To allocate a region (from the local comm heap) and assign it to a lock (i.e. a comm cell) on process proc in context cntxt:

cds_rgalloc(&rgid,regionsize);
(Initialize the region, if desired)
cds_rlswl(rgid,proc,cntxt,lock)
To block until a write lock to the region is acquired
cds_acqwl(&rgid,proc,cntxt,lock,CDS_BLOCK,0)
which translates into
cds_deq(&rgid,proc,cntxt,lock,CDS_PWRIT,CDS_BLOCK)
Note that acqwl contains an extra last argument.  If it is non-zero, it is used as the waitflg argument on an explicit rgmod.  That is, if the last argument had been 1 rather than 0, above, then it would have translated into:
cds_deq(&rgid,proc,cntxt,lock,CDS_PREAD,CDS_BLOCK)
cds_rgmod(rgid,1)
(The value of this extra argument actually has no logical effect on the behavior of the program, and the potential efficiency differences are discussed under the Physical Model of the basic primitives.)

To release a write lock to the region

cds_rlswl(rgid,proc,cntxt,lock)
To block until a read lock to the region is acquired
cds_acqrl(&rgid,proc,cntxt,lock,CDS_BLOCK)
To release a read lock to the region
cds_rlsrl(rgid,proc,cntxt,lock)
(Note that all arguments to rlsrl except the first are ignored, since rgfree takes only the region id.  The other arguments are only to provide symmetry with rlswl.)

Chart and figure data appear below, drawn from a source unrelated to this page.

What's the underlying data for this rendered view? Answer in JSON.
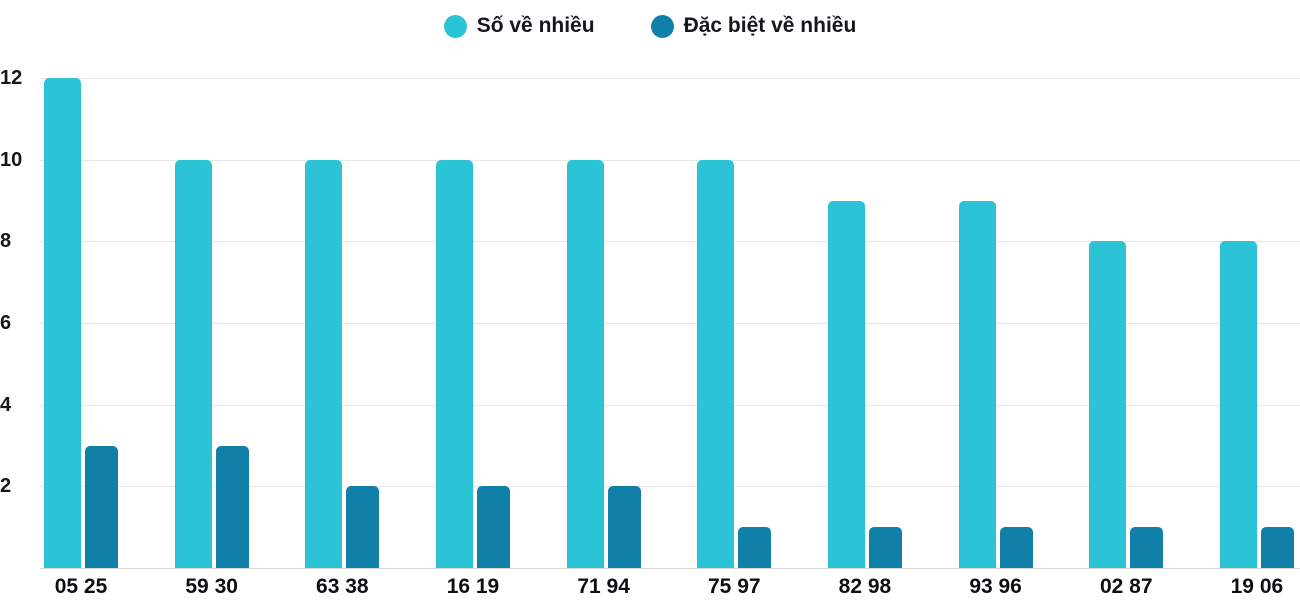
{
  "chart_data": {
    "type": "bar",
    "title": "",
    "xlabel": "",
    "ylabel": "",
    "categories": [
      "05 25",
      "59 30",
      "63 38",
      "16 19",
      "71 94",
      "75 97",
      "82 98",
      "93 96",
      "02 87",
      "19 06"
    ],
    "series": [
      {
        "name": "Số về nhiều",
        "color": "#2bc4d6",
        "values": [
          12,
          10,
          10,
          10,
          10,
          10,
          9,
          9,
          8,
          8
        ]
      },
      {
        "name": "Đặc biệt về nhiều",
        "color": "#1180a8",
        "values": [
          3,
          3,
          2,
          2,
          2,
          1,
          1,
          1,
          1,
          1
        ]
      }
    ],
    "ylim": [
      0,
      12
    ],
    "yticks": [
      2,
      4,
      6,
      8,
      10,
      12
    ],
    "grid": true,
    "legend_position": "top",
    "text_color": "#15171c",
    "gridline_color": "#e7e7e7"
  }
}
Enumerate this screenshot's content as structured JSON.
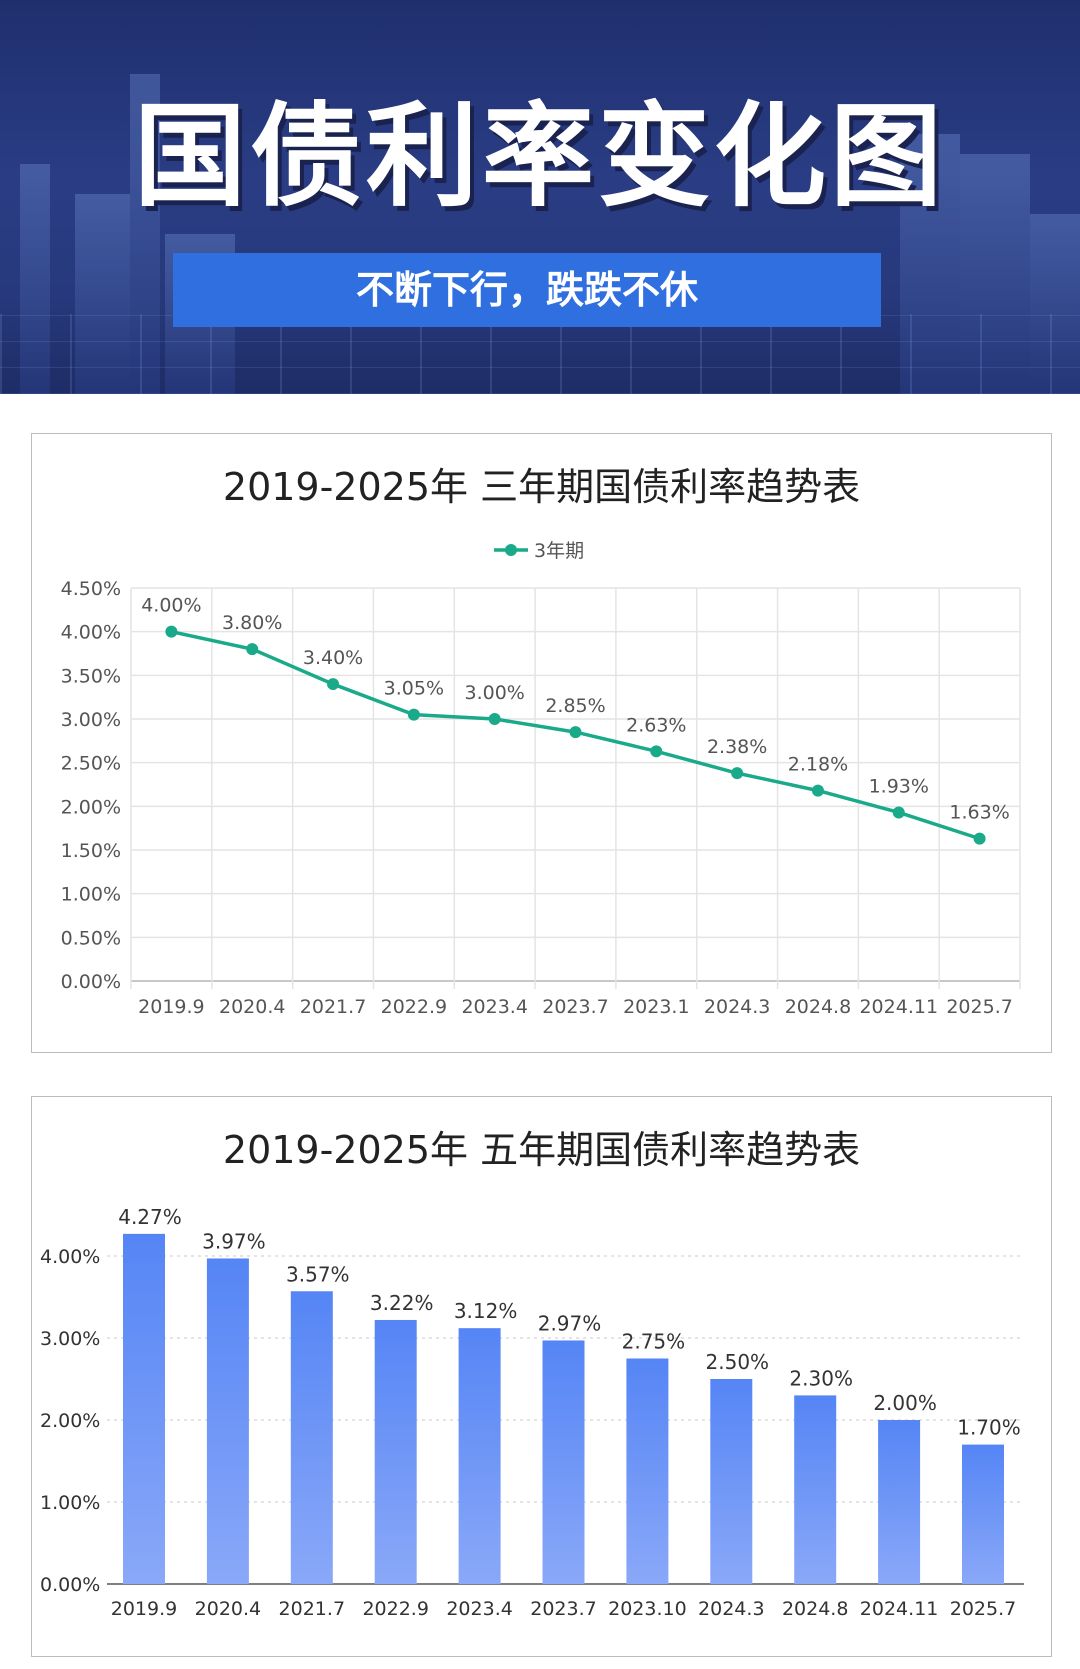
{
  "header": {
    "title": "国债利率变化图",
    "subtitle": "不断下行，跌跌不休"
  },
  "chart_data": [
    {
      "type": "line",
      "title": "2019-2025年 三年期国债利率趋势表",
      "categories": [
        "2019.9",
        "2020.4",
        "2021.7",
        "2022.9",
        "2023.4",
        "2023.7",
        "2023.1",
        "2024.3",
        "2024.8",
        "2024.11",
        "2025.7"
      ],
      "series": [
        {
          "name": "3年期",
          "values": [
            4.0,
            3.8,
            3.4,
            3.05,
            3.0,
            2.85,
            2.63,
            2.38,
            2.18,
            1.93,
            1.63
          ],
          "labels": [
            "4.00%",
            "3.80%",
            "3.40%",
            "3.05%",
            "3.00%",
            "2.85%",
            "2.63%",
            "2.38%",
            "2.18%",
            "1.93%",
            "1.63%"
          ]
        }
      ],
      "yticks": [
        "0.00%",
        "0.50%",
        "1.00%",
        "1.50%",
        "2.00%",
        "2.50%",
        "3.00%",
        "3.50%",
        "4.00%",
        "4.50%"
      ],
      "ylim": [
        0,
        4.5
      ],
      "grid": true,
      "legend": "top-center",
      "color": "#1aaa8a"
    },
    {
      "type": "bar",
      "title": "2019-2025年 五年期国债利率趋势表",
      "categories": [
        "2019.9",
        "2020.4",
        "2021.7",
        "2022.9",
        "2023.4",
        "2023.7",
        "2023.10",
        "2024.3",
        "2024.8",
        "2024.11",
        "2025.7"
      ],
      "values": [
        4.27,
        3.97,
        3.57,
        3.22,
        3.12,
        2.97,
        2.75,
        2.5,
        2.3,
        2.0,
        1.7
      ],
      "labels": [
        "4.27%",
        "3.97%",
        "3.57%",
        "3.22%",
        "3.12%",
        "2.97%",
        "2.75%",
        "2.50%",
        "2.30%",
        "2.00%",
        "1.70%"
      ],
      "yticks": [
        "0.00%",
        "1.00%",
        "2.00%",
        "3.00%",
        "4.00%"
      ],
      "ylim": [
        0,
        4.35
      ],
      "grid": true,
      "color_top": "#5585f5",
      "color_bottom": "#8aa8f8"
    }
  ]
}
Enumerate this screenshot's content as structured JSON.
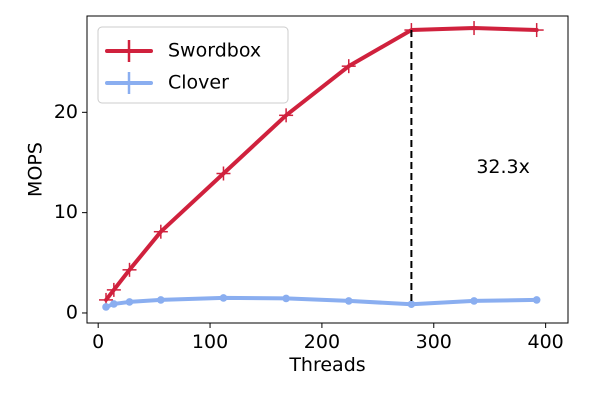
{
  "chart_data": {
    "type": "line",
    "title": "",
    "xlabel": "Threads",
    "ylabel": "MOPS",
    "xlim": [
      -10,
      420
    ],
    "ylim": [
      -1,
      29.6
    ],
    "xticks": [
      0,
      100,
      200,
      300,
      400
    ],
    "yticks": [
      0,
      10,
      20
    ],
    "grid": false,
    "legend_position": "top-left",
    "series": [
      {
        "name": "Swordbox",
        "color": "#d0213d",
        "marker": "plus",
        "x": [
          7,
          14,
          28,
          56,
          112,
          168,
          224,
          280,
          336,
          392
        ],
        "y": [
          1.3,
          2.3,
          4.3,
          8.1,
          13.9,
          19.7,
          24.6,
          28.2,
          28.4,
          28.2
        ]
      },
      {
        "name": "Clover",
        "color": "#8aaef0",
        "marker": "dot",
        "x": [
          7,
          14,
          28,
          56,
          112,
          168,
          224,
          280,
          336,
          392
        ],
        "y": [
          0.6,
          0.9,
          1.1,
          1.3,
          1.5,
          1.45,
          1.2,
          0.87,
          1.2,
          1.3
        ]
      }
    ],
    "annotations": [
      {
        "type": "vertical-dashed-line",
        "x": 280,
        "y_from": 0.87,
        "y_to": 28.2
      },
      {
        "type": "text",
        "text": "32.3x",
        "x": 362,
        "y": 14.5
      }
    ]
  }
}
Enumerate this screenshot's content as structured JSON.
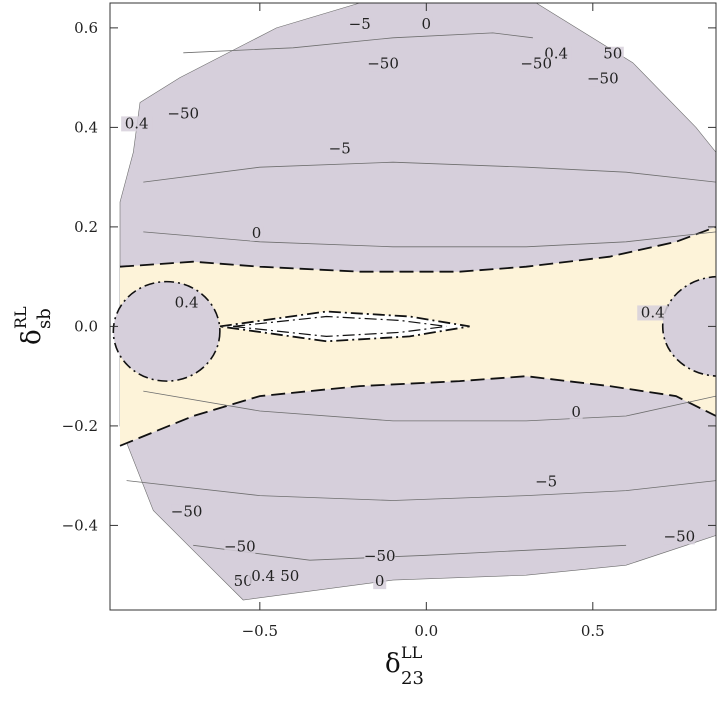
{
  "chart_data": {
    "type": "contour",
    "xlabel": {
      "symbol": "δ",
      "superscript": "LL",
      "subscript": "23"
    },
    "ylabel": {
      "symbol": "δ",
      "superscript": "RL",
      "subscript": "sb"
    },
    "xlim": [
      -0.95,
      0.87
    ],
    "ylim": [
      -0.57,
      0.65
    ],
    "x_ticks": [
      {
        "value": -0.5,
        "label": "−0.5"
      },
      {
        "value": 0.0,
        "label": "0.0"
      },
      {
        "value": 0.5,
        "label": "0.5"
      }
    ],
    "y_ticks": [
      {
        "value": -0.4,
        "label": "−0.4"
      },
      {
        "value": -0.2,
        "label": "−0.2"
      },
      {
        "value": 0.0,
        "label": "0.0"
      },
      {
        "value": 0.2,
        "label": "0.2"
      },
      {
        "value": 0.4,
        "label": "0.4"
      },
      {
        "value": 0.6,
        "label": "0.6"
      }
    ],
    "region_colors": {
      "outer_region": "#d6cfdb",
      "allowed_band": "#fdf3d9",
      "inner_region": "#ffffff",
      "contour_line": "#6e6e6e",
      "boundary_line": "#111111"
    },
    "domain_outline": [
      [
        -0.86,
        0.45
      ],
      [
        -0.74,
        0.5
      ],
      [
        -0.45,
        0.6
      ],
      [
        -0.2,
        0.65
      ],
      [
        0.33,
        0.65
      ],
      [
        0.62,
        0.53
      ],
      [
        0.81,
        0.4
      ],
      [
        0.87,
        0.35
      ],
      [
        0.87,
        -0.42
      ],
      [
        0.6,
        -0.48
      ],
      [
        0.3,
        -0.5
      ],
      [
        -0.1,
        -0.51
      ],
      [
        -0.55,
        -0.55
      ],
      [
        -0.7,
        -0.45
      ],
      [
        -0.82,
        -0.37
      ],
      [
        -0.92,
        -0.2
      ],
      [
        -0.92,
        0.25
      ],
      [
        -0.88,
        0.35
      ]
    ],
    "band_upper": [
      [
        -0.92,
        0.12
      ],
      [
        -0.7,
        0.13
      ],
      [
        -0.5,
        0.12
      ],
      [
        -0.2,
        0.11
      ],
      [
        0.1,
        0.11
      ],
      [
        0.3,
        0.12
      ],
      [
        0.55,
        0.14
      ],
      [
        0.75,
        0.17
      ],
      [
        0.87,
        0.2
      ]
    ],
    "band_lower": [
      [
        -0.92,
        -0.24
      ],
      [
        -0.7,
        -0.18
      ],
      [
        -0.5,
        -0.14
      ],
      [
        -0.2,
        -0.12
      ],
      [
        0.1,
        -0.11
      ],
      [
        0.3,
        -0.1
      ],
      [
        0.55,
        -0.12
      ],
      [
        0.75,
        -0.14
      ],
      [
        0.87,
        -0.18
      ]
    ],
    "thin_contours": [
      [
        [
          -0.85,
          0.29
        ],
        [
          -0.5,
          0.32
        ],
        [
          -0.1,
          0.33
        ],
        [
          0.3,
          0.32
        ],
        [
          0.6,
          0.31
        ],
        [
          0.87,
          0.29
        ]
      ],
      [
        [
          -0.85,
          0.19
        ],
        [
          -0.5,
          0.17
        ],
        [
          -0.1,
          0.16
        ],
        [
          0.3,
          0.16
        ],
        [
          0.6,
          0.17
        ],
        [
          0.87,
          0.19
        ]
      ],
      [
        [
          -0.85,
          -0.13
        ],
        [
          -0.5,
          -0.17
        ],
        [
          -0.1,
          -0.19
        ],
        [
          0.3,
          -0.19
        ],
        [
          0.6,
          -0.18
        ],
        [
          0.87,
          -0.14
        ]
      ],
      [
        [
          -0.9,
          -0.31
        ],
        [
          -0.5,
          -0.34
        ],
        [
          -0.1,
          -0.35
        ],
        [
          0.3,
          -0.34
        ],
        [
          0.6,
          -0.33
        ],
        [
          0.87,
          -0.31
        ]
      ],
      [
        [
          -0.73,
          0.55
        ],
        [
          -0.4,
          0.56
        ],
        [
          -0.1,
          0.58
        ],
        [
          0.2,
          0.59
        ],
        [
          0.32,
          0.58
        ]
      ],
      [
        [
          -0.7,
          -0.44
        ],
        [
          -0.35,
          -0.47
        ],
        [
          0.0,
          -0.46
        ],
        [
          0.3,
          -0.45
        ],
        [
          0.6,
          -0.44
        ]
      ]
    ],
    "contour_labels": [
      {
        "text": "−5",
        "x": -0.2,
        "y": 0.6
      },
      {
        "text": "0",
        "x": 0.0,
        "y": 0.6
      },
      {
        "text": "0.4",
        "x": 0.39,
        "y": 0.54
      },
      {
        "text": "50",
        "x": 0.56,
        "y": 0.54
      },
      {
        "text": "−50",
        "x": -0.13,
        "y": 0.52
      },
      {
        "text": "−50",
        "x": 0.33,
        "y": 0.52
      },
      {
        "text": "−50",
        "x": 0.53,
        "y": 0.49
      },
      {
        "text": "0.4",
        "x": -0.87,
        "y": 0.4
      },
      {
        "text": "−50",
        "x": -0.73,
        "y": 0.42
      },
      {
        "text": "−5",
        "x": -0.26,
        "y": 0.35
      },
      {
        "text": "0",
        "x": -0.51,
        "y": 0.18
      },
      {
        "text": "0.4",
        "x": -0.72,
        "y": 0.04
      },
      {
        "text": "0.4",
        "x": 0.68,
        "y": 0.02
      },
      {
        "text": "0",
        "x": 0.45,
        "y": -0.18
      },
      {
        "text": "−5",
        "x": 0.36,
        "y": -0.32
      },
      {
        "text": "−50",
        "x": -0.72,
        "y": -0.38
      },
      {
        "text": "−50",
        "x": 0.76,
        "y": -0.43
      },
      {
        "text": "−50",
        "x": -0.56,
        "y": -0.45
      },
      {
        "text": "−50",
        "x": -0.14,
        "y": -0.47
      },
      {
        "text": "50",
        "x": -0.55,
        "y": -0.52
      },
      {
        "text": "0.4",
        "x": -0.49,
        "y": -0.51
      },
      {
        "text": "50",
        "x": -0.41,
        "y": -0.51
      },
      {
        "text": "0",
        "x": -0.14,
        "y": -0.52
      }
    ]
  }
}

To convert a write lock to a read lock

cds_wl2rl(rgid,proc,cntxt,lock)

Physical Model

Using these operations on a true shared-memory architecture, acquiring a read lock should never require any copying (since writers, by construction, cannot exist), but acquiring a write lock may require a copy if there are readers present.  The use of the last argument on acqwl may diminish the occurrence of such copying slightly in certain circumstances, but the true solution is probably a change in perception rather than in implementation:  A copy is not a bad thing if it improves the performance of the program by decreasing idle time, and that is exactly what the copy performed by acqwl will accomplish.

Certainly, the "lock" (i.e. cell) used for a logical shared memory region should be in or near the process or processes where that region will be accessed the most frequently.  In fact, by using multiple "locks" (i.e. cells), located in the different processes where the region will be used, and always "unlocking" the the region in the process where it will be used next, the region will effectively be predictively forwarded to its next destination, helping to hide latency (if any).  (This approach is not always possible, depending upon the nature of the algorithm being programed.)

The more general form of cells, which may contain multiple regions, can (in some cases) be regarded as simply queuing multiple versions of a shared region (and therefore queuing the lock).  Again, the utility of such an interpretation will depend upon the algorithm being programed.  In any case, the basic primitives (rather than these shared memory mnemonics) should probably be used whenever dealing with cells that might contain multiple regions.